A decade later—two years after Burnham became mayor—I chaired the Greater Manchester Independent Prosperity Review, which had been tasked with producing an updated economic assessment. The review again emphasised skills, labour-market transitions, and infrastructure, but added a focus on the innovation ecosystem.
If there is another review in 2029, I would gladly take part. But the mere fact that such assessments are being conducted periodically highlights two features of Manchester’s success: openness to a thorough and pragmatic analysis of the economy’s strengths and weaknesses, and, equally important, strategic intent.

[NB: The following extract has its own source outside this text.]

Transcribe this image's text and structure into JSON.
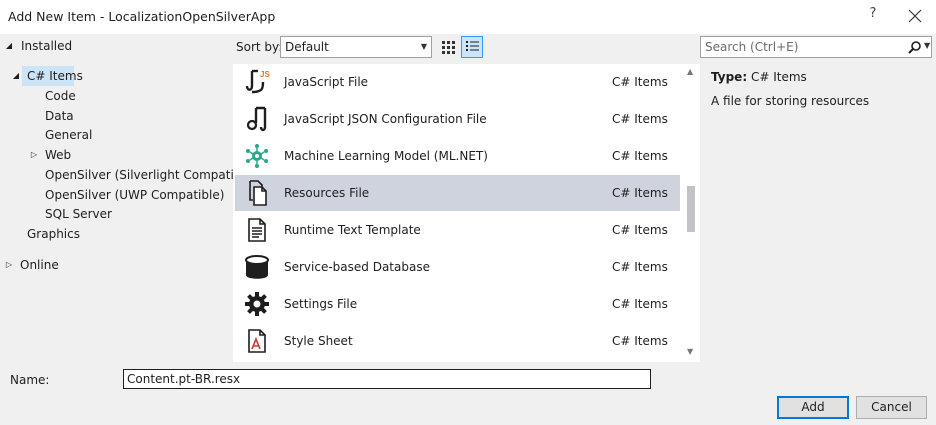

Reviving a deindustrialised and depressed region is a long game. By the time the 2009 review took place, a generation of civic leaders—notably, Chief Executive Howard Bernstein and elected Council Leader Richard Leese—had spent years building a political coalition in favour of devolving some powers to the city. And since 2009, the city’s leaders, including Burnham, have stuck with the same broad set of policies. This stability contrasts sharply with the policy churn seen at the national level.
The strategy for reviving Greater Manchester is not without dissenters. It has been guided by the understanding that economic growth is a prerequisite for anything else political leaders might want to do, including addressing large inequalities among the city’s boroughs. But for some critics of the city’s leadership, the contrast between the shiny new skyscrapers in the city center and the more deprived areas beyond it is offensive.
Nonetheless, there has been enough buy-in to sustain a long-term effort to strengthen the foundations of growth. The results speak for themselves. Greater Manchester has the UK’s largest light-rail and tram network—one of only eight in the country—which has been incrementally expanded since its 1992 inauguration. And it has become the first region outside London in almost 40 years to bring all local bus services under local control as part of the Bee Network, which Burnham introduced in 2021.
Burnham is sometimes mocked for his enthusiasm for the Bee Network. But the service could not be more important to Manchester’s future prosperity. Local buses account for three-fifths of all public-transport journeys in the UK. If congestion in most cities is ever to be solved, these networks will have to be expanded.
Beyond improving residents’ everyday lives, Manchester’s leaders have built a platform for growth centered on its universities and innovation ecosystem. This reinvention has been decades in the making, and until recently, the results looked disappointing. But once the virtuous cycle of growth was activated, progress accelerated—and became self-reinforcing.
Can the UK’s likely next prime minister replicate the Manchester model at the national level? Not entirely. Local authorities are better equipped than national leaders to identify their region’s needs, coordinate across functions, and build consensus. And the sheer number of challenges a prime minister must confront dwarfs that faced by any municipal government.
But the core lessons of the Manchester model do apply. Ensuring that people have the skills and infrastructure they need to find jobs, get to work, and build their businesses is vital to growth. And it can be achieved only if the authorities stick with their strategy for the long term. As Ernest Hemingway had one of his characters famously observe, bankruptcy happens “gradually and then suddenly.” The same is true of prosperity.